As for the critics, they, too, can generously prepare their columns for misquoting, anticipating this strange, unethical-yet-earnest tribute to their own literary efforts paid by publishers. They can provide neat little paragraphs of grossly hyperbolic praise for critics, maybe even put them in a little box so the publishers may notice them better, like an attractive and inviting fenced public garden. They can cultivate exaggerated, esoteric and archaic terms of deliberately ambiguous phraseology and euphemism, so as to sound like praise but leave some reason for doubt. They can even engage in their own elaborate literary and cryptic exercise, by writing a paragraph in commendation of the book that, nevertheless, encodes incredibly rude messages about the author and/or publishers (in accordance with Gwen Harwood’s notorious ‘FUCK ALL EDITORS’ sonnet). There can hardly be any exercise more literary than this, writing about a subject without writing about it. Writers hardly ever write about what they are writing about. That’s how you can tell they really mean it.
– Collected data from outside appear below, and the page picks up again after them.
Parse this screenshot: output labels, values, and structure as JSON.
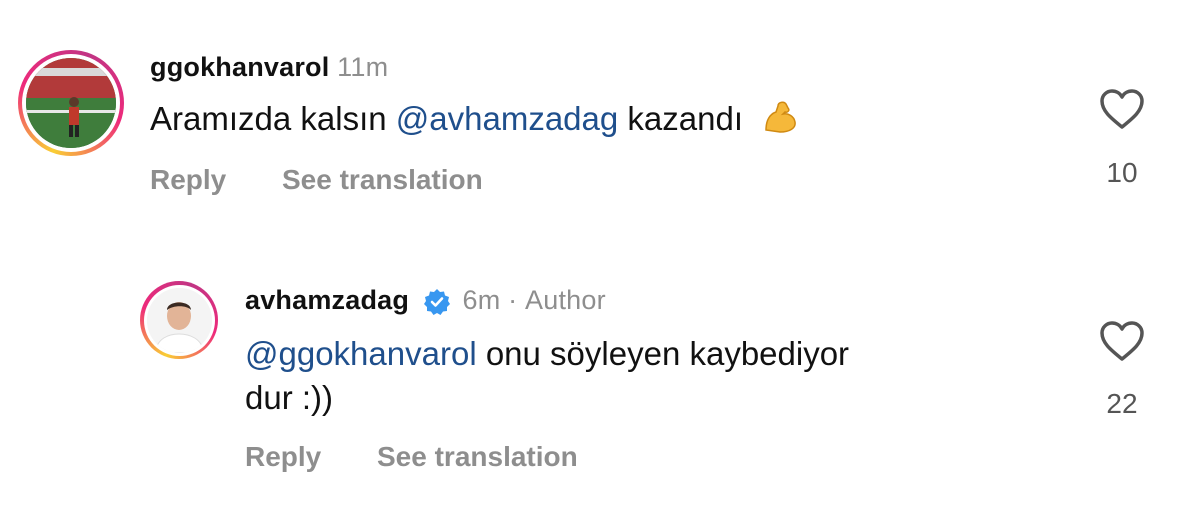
{
  "comments": [
    {
      "username": "ggokhanvarol",
      "time": "11m",
      "author_label": "",
      "verified": false,
      "text_before": "Aramızda kalsın ",
      "mention": "@avhamzadag",
      "text_after": " kazandı",
      "emoji_icon": "flexed-biceps-icon",
      "reply_label": "Reply",
      "translate_label": "See translation",
      "likes": "10"
    },
    {
      "username": "avhamzadag",
      "time": "6m",
      "separator": "·",
      "author_label": "Author",
      "verified": true,
      "mention": "@ggokhanvarol",
      "text_after": " onu söyleyen kaybediyor",
      "text_line2": "dur :))",
      "reply_label": "Reply",
      "translate_label": "See translation",
      "likes": "22"
    }
  ],
  "colors": {
    "mention": "#1f4f8c",
    "muted": "#8e8e8e",
    "verified": "#3897f0"
  }
}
On the whole, the practice of taking quotes from critics and deliberately misquoting them for the sake of book sales is wrong, and cannot be condoned; but it will certainly happen anyway, because critics are critics, and publishers are publishers, and their aims and wishes are so very different. The results, also, are so frequently entertaining and of such literary interest that we should probably encourage them anyway. So even though you shouldn’t do it, you should. I suppose I am conflicted about this matter after all, which is a great relief, I will not have to tear myself to shreds in the ferocity of my self-agreement, I am calm, I am at peace, I am at two with myself at last. Isn’t it beautiful how literature can do that?